Desencantados o desorientados, el sociólogo peruano Aníbal Quijano y el filósofo ecuatoriano Bolívar Echeverría -el primero a la sombra de universidades estadounidenses- comenzaron a incubar en los años '90 "teorías" que habrían de contribuir, a pesar incluso de los autores, a la "recuperación colectiva de la identidad" en los campi de latinoamericanistas. Echeverría, en particular, llegó a declarar en algunas entrevistas que no veía con muy buenos ojos el regreso a un supuesto "buen pasado ancestral", se entiende que indígena, ni tampoco una superación del capitalismo mediante el recurso al ethos barroco, que Walter D. Mignolo identificó con la figura dominante del criollo en América Latina.

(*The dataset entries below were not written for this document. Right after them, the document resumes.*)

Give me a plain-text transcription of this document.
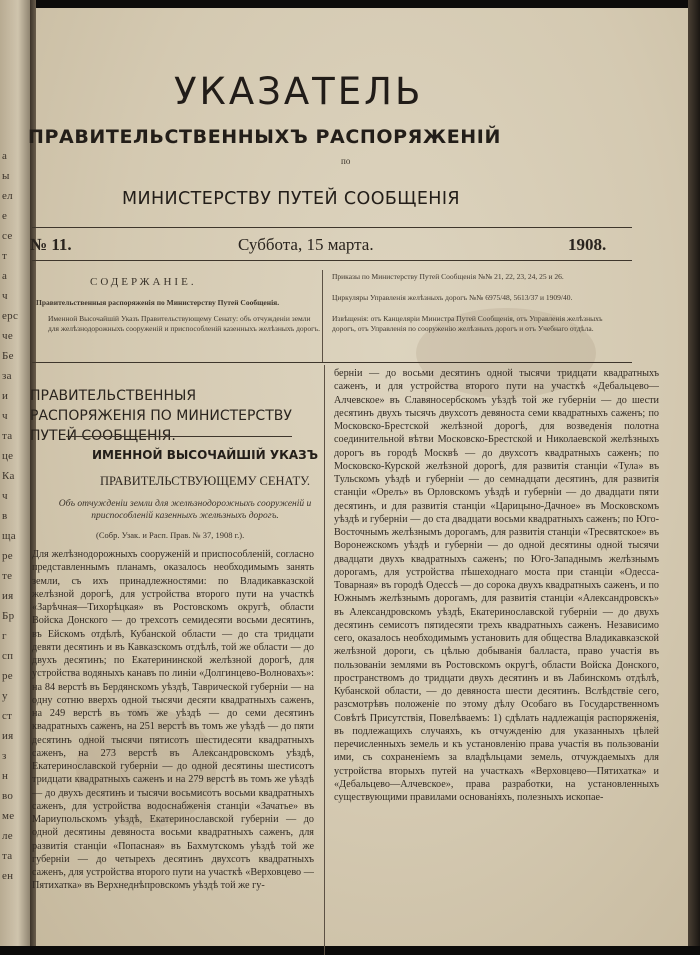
a
ы
ел
e
се
т
а
ч
ерс
че
Бе
за
и
ч
та
це
Ка
ч
в
ща
pe
те
ия
Бр
г
сп
ре
у
ст
ия
з
н
во
ме
ле
та
ен
УКАЗАТЕЛЬ
ПРАВИТЕЛЬСТВЕННЫХЪ РАСПОРЯЖЕНІЙ
по
МИНИСТЕРСТВУ ПУТЕЙ СООБЩЕНІЯ
№ 11.	Суббота, 15 марта.	1908.
СОДЕРЖАНІЕ.
Правительственныя распоряженія по Министерству Путей Сообщенія.
Именной Высочайшій Указъ Правительствующему Сенату: объ отчужденіи земли для желѣзнодорожныхъ сооруженій и приспособленій казенныхъ желѣзныхъ дорогъ.
Приказы по Министерству Путей Сообщенія №№ 21, 22, 23, 24, 25 и 26.
Циркуляры Управленія желѣзныхъ дорогъ №№ 6975/48, 5613/37 и 1909/40.
Извѣщенія: отъ Канцеляріи Министра Путей Сообщенія, отъ Управленія желѣзныхъ дорогъ, отъ Управленія по сооруженію желѣзныхъ дорогъ и отъ Учебнаго отдѣла.
ПРАВИТЕЛЬСТВЕННЫЯ РАСПОРЯЖЕНІЯ ПО МИНИСТЕРСТВУ ПУТЕЙ СООБЩЕНІЯ.
ИМЕННОЙ ВЫСОЧАЙШІЙ УКАЗЪ
ПРАВИТЕЛЬСТВУЮЩЕМУ СЕНАТУ.
Объ отчужденіи земли для желѣзнодорожныхъ сооруженій и приспособленій казенныхъ желѣзныхъ дорогъ.
(Собр. Узак. и Расп. Прав. № 37, 1908 г.).
Для желѣзнодорожныхъ сооруженій и приспособленій, согласно представленнымъ планамъ, оказалось необходимымъ занять земли, съ ихъ принадлежностями: по Владикавказской желѣзной дорогѣ, для устройства второго пути на участкѣ «Зарѣчная—Тихорѣцкая» въ Ростовскомъ округѣ, области Войска Донского — до трехсотъ семидесяти восьми десятинъ, въ Ейскомъ отдѣлѣ, Кубанской области — до ста тридцати девяти десятинъ и въ Кавказскомъ отдѣлѣ, той же области — до двухъ десятинъ; по Екатерининской желѣзной дорогѣ, для устройства водяныхъ канавъ по линіи «Долгинцево-Волновахъ»: на 84 верстѣ въ Бердянскомъ уѣздѣ, Таврической губерніи — на одну сотню вверхъ одной тысячи десяти квадратныхъ саженъ, на 249 верстѣ въ томъ же уѣздѣ — до семи десятинъ квадратныхъ саженъ, на 251 верстѣ въ томъ же уѣздѣ — до пяти десятинъ одной тысячи пятисотъ шестидесяти квадратныхъ саженъ, на 273 верстѣ въ Александровскомъ уѣздѣ, Екатеринославской губерніи — до одной десятины шестисотъ тридцати квадратныхъ саженъ и на 279 верстѣ въ томъ же уѣздѣ — до двухъ десятинъ и тысячи восьмисотъ восьми квадратныхъ саженъ, для устройства водоснабженія станціи «Зачатье» въ Мариупольскомъ уѣздѣ, Екатеринославской губерніи — до одной десятины девяноста восьми квадратныхъ саженъ, для развитія станціи «Попасная» въ Бахмутскомъ уѣздѣ той же губерніи — до четырехъ десятинъ двухсотъ квадратныхъ саженъ, для устройства второго пути на участкѣ «Верховцево — Пятихатка» въ Верхнеднѣпровскомъ уѣздѣ той же гу-
берніи — до восьми десятинъ одной тысячи тридцати квадратныхъ саженъ, и для устройства второго пути на участкѣ «Дебальцево—Алчевское» въ Славяносербскомъ уѣздѣ той же губерніи — до шести десятинъ двухъ тысячъ двухсотъ девяноста семи квадратныхъ саженъ; по Московско-Брестской желѣзной дорогѣ, для возведенія полотна соединительной вѣтви Московско-Брестской и Николаевской желѣзныхъ дорогъ въ городѣ Москвѣ — до двухсотъ квадратныхъ саженъ; по Московско-Курской желѣзной дорогѣ, для развитія станціи «Тула» въ Тульскомъ уѣздѣ и губерніи — до семнадцати десятинъ, для развитія станціи «Орелъ» въ Орловскомъ уѣздѣ и губерніи — до двадцати пяти десятинъ, и для развитія станціи «Царицыно-Дачное» въ Московскомъ уѣздѣ и губерніи — до ста двадцати восьми квадратныхъ саженъ; по Юго-Восточнымъ желѣзнымъ дорогамъ, для развитія станціи «Тресвятское» въ Воронежскомъ уѣздѣ и губерніи — до одной десятины одной тысячи двадцати двухъ квадратныхъ саженъ; по Юго-Западнымъ желѣзнымъ дорогамъ, для устройства пѣшеходнаго моста при станціи «Одесса-Товарная» въ городѣ Одессѣ — до сорока двухъ квадратныхъ саженъ, и по Южнымъ желѣзнымъ дорогамъ, для развитія станціи «Александровскъ» въ Александровскомъ уѣздѣ, Екатеринославской губерніи — до двухъ десятинъ семисотъ пятидесяти трехъ квадратныхъ саженъ. Независимо сего, оказалось необходимымъ установить для общества Владикавказской желѣзной дороги, съ цѣлью добыванія балласта, право участія въ пользованіи землями въ Ростовскомъ округѣ, области Войска Донского, пространствомъ до тридцати двухъ десятинъ и въ Лабинскомъ отдѣлѣ, Кубанской области, — до девяноста шести десятинъ. Вслѣдствіе сего, разсмотрѣвъ положеніе по этому дѣлу Особаго въ Государственномъ Совѣтѣ Присутствія, Повелѣваемъ: 1) сдѣлать надлежащія распоряженія, въ подлежащихъ случаяхъ, къ отчужденію для указанныхъ цѣлей перечисленныхъ земель и къ установленію права участія въ пользованіи ими, съ сохраненіемъ за владѣльцами земель, отчуждаемыхъ для устройства вторыхъ путей на участкахъ «Верховцево—Пятихатка» и «Дебальцево—Алчевское», права разработки, на установленныхъ существующими правилами основаніяхъ, полезныхъ ископае-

Quijano se quedó en el festejo de los "muchos epistemes" en un supuesto renacimiento, entre otras cosas, de los llamados "pueblos originarios", contra la pretensión "eurocentrista" de imponer un solo episteme (una "creencia justificada como verdad", en la terminología de Platón). El otro, el criollo, esperó su turno y pasó al frente para manipular al "ancestral" contra el envidiado y al mismo tiempo detestado "europeo", sin atreverse demasiado a criticar la discriminación positiva del nuevo patrón estadounidense. El paso al frente se dió reivindicando "nuestro barroco".

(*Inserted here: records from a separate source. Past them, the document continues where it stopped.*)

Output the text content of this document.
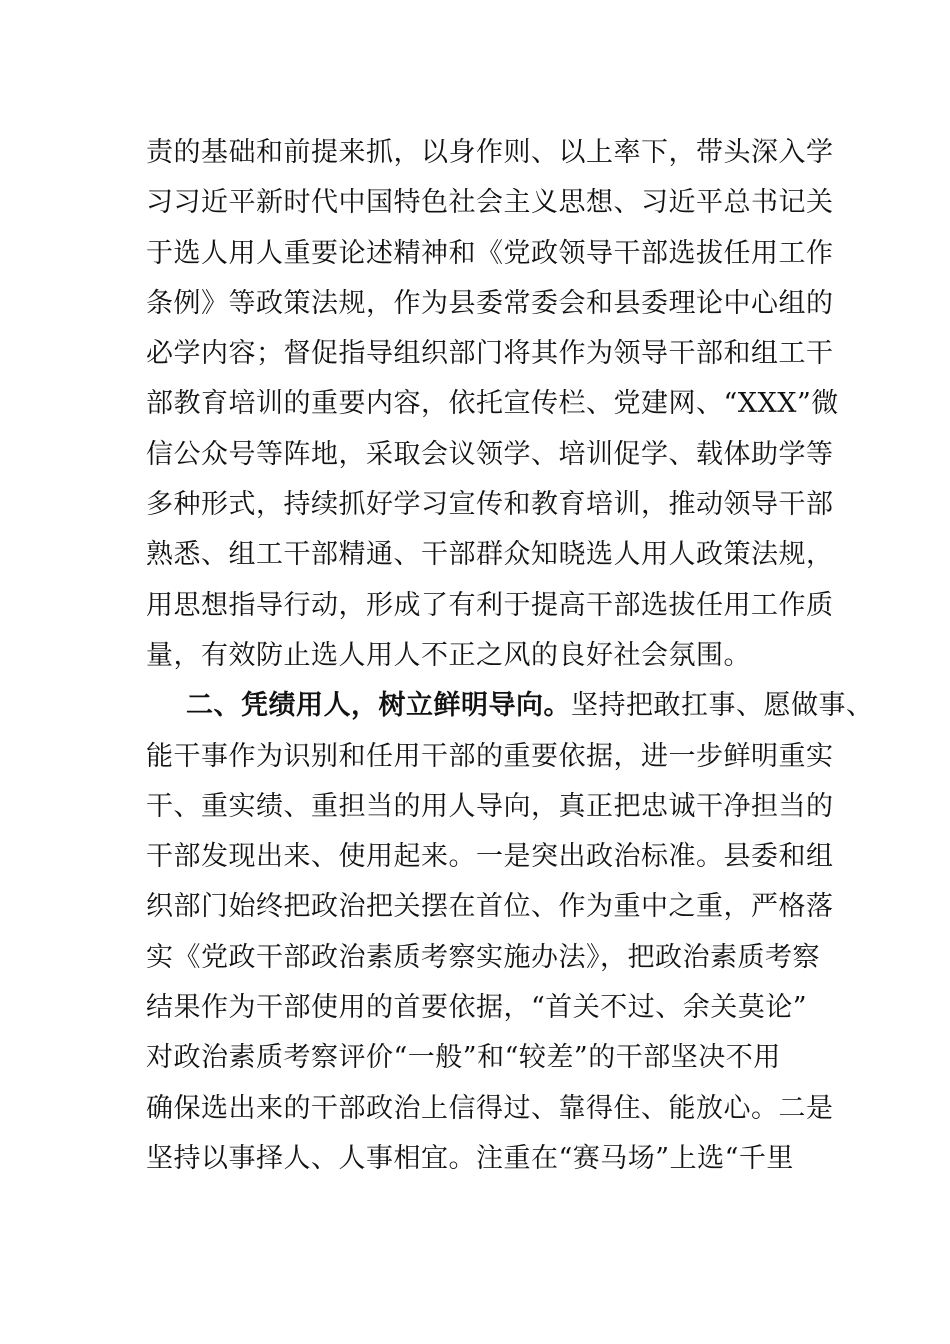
责的基础和前提来抓，以身作则、以上率下，带头深入学
习习近平新时代中国特色社会主义思想、习近平总书记关
于选人用人重要论述精神和《党政领导干部选拔任用工作
条例》等政策法规，作为县委常委会和县委理论中心组的
必学内容；督促指导组织部门将其作为领导干部和组工干
部教育培训的重要内容，依托宣传栏、党建网、“XXX”微
信公众号等阵地，采取会议领学、培训促学、载体助学等
多种形式，持续抓好学习宣传和教育培训，推动领导干部
熟悉、组工干部精通、干部群众知晓选人用人政策法规，
用思想指导行动，形成了有利于提高干部选拔任用工作质
量，有效防止选人用人不正之风的良好社会氛围。
二、凭绩用人，树立鲜明导向。坚持把敢扛事、愿做事、
能干事作为识别和任用干部的重要依据，进一步鲜明重实
干、重实绩、重担当的用人导向，真正把忠诚干净担当的
干部发现出来、使用起来。一是突出政治标准。县委和组
织部门始终把政治把关摆在首位、作为重中之重，严格落
实《党政干部政治素质考察实施办法》，把政治素质考察
结果作为干部使用的首要依据，“首关不过、余关莫论”
对政治素质考察评价“一般”和“较差”的干部坚决不用
确保选出来的干部政治上信得过、靠得住、能放心。二是
坚持以事择人、人事相宜。注重在“赛马场”上选“千里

Ethos significa costumbre y conducta, un "modo de comportamiento" que puede tomarse erróneamente como uno de ser. A partir de aquí, no hay crítica posible, porque las cosas son así y las tradiciones y costumbres, incluso, se reivindican sin que haya nada cuestionable, porque parecen naturales. En "La clave barroca en América Latina", Echeverría explicaba: "el mejor ejemplo de la versión 'barroca' del ethos moderno es precisamente el del arte barroco. Insistiendo en una frase que Adorno escribe sobre la obra de arte barroca -que es una 'decoración absoluta'- puede decirse, más bien, que ella es una 'puesta en escena absoluta', esto es, una puesta en escena que ha dejado de sólo servir a la representación de la vida que se representa en ella, como sucede en todo arte, y que ha desarrollado su propia 'ley formal', su autonomía; una puesta en escena que sustituye a la vida dentro de la vida y que hace de la obra de arte algo de un orden diferente al de la simple apropiación estética de lo real".
Reivindicar en un ademán el ethos barroco, desplazando un problema de clase hacia la estetización (como Quijano lo desplazó hacia la "raza" en la "colonialidad del poder"), puede llamarse "forma de resistencia cultural a la represión capitalista", al menos para quienes no ven en el capitalismo más que represión . Es una forma de querer ser sublime, por artístico, aunque sin reparar en que el mismo Echeverría habló de "puesta en escena absoluta". Tomar por sublime una puesta en escena absoluta es, digamos, "creérsela" -tomarse por completo en serio la payasada- sin mayor temor a lo grotesco. Cuando éste despunta, no falta por cierto quien lo justifique recurriendo a la "carnavalización" del crítico ruso Mijaíl Bajtín. Sin que Echeverría tenga mucho que ver en el asunto, andar entre lo sublime y lo grotesco ha terminado por ser, por lo general, el tipo de trayecto que puede seguir en el "ethos" el neo-fascismo cultural en boga en los campi. Después de todo, siendo grotesco, el Jefe se creía sublime, como creía verlo la masa alemana. En fin, que los hay que ven en el campus una "decoración absoluta", y sin asomo de duda, porque no dudan de nada, mucho menos de su identidad recuperada.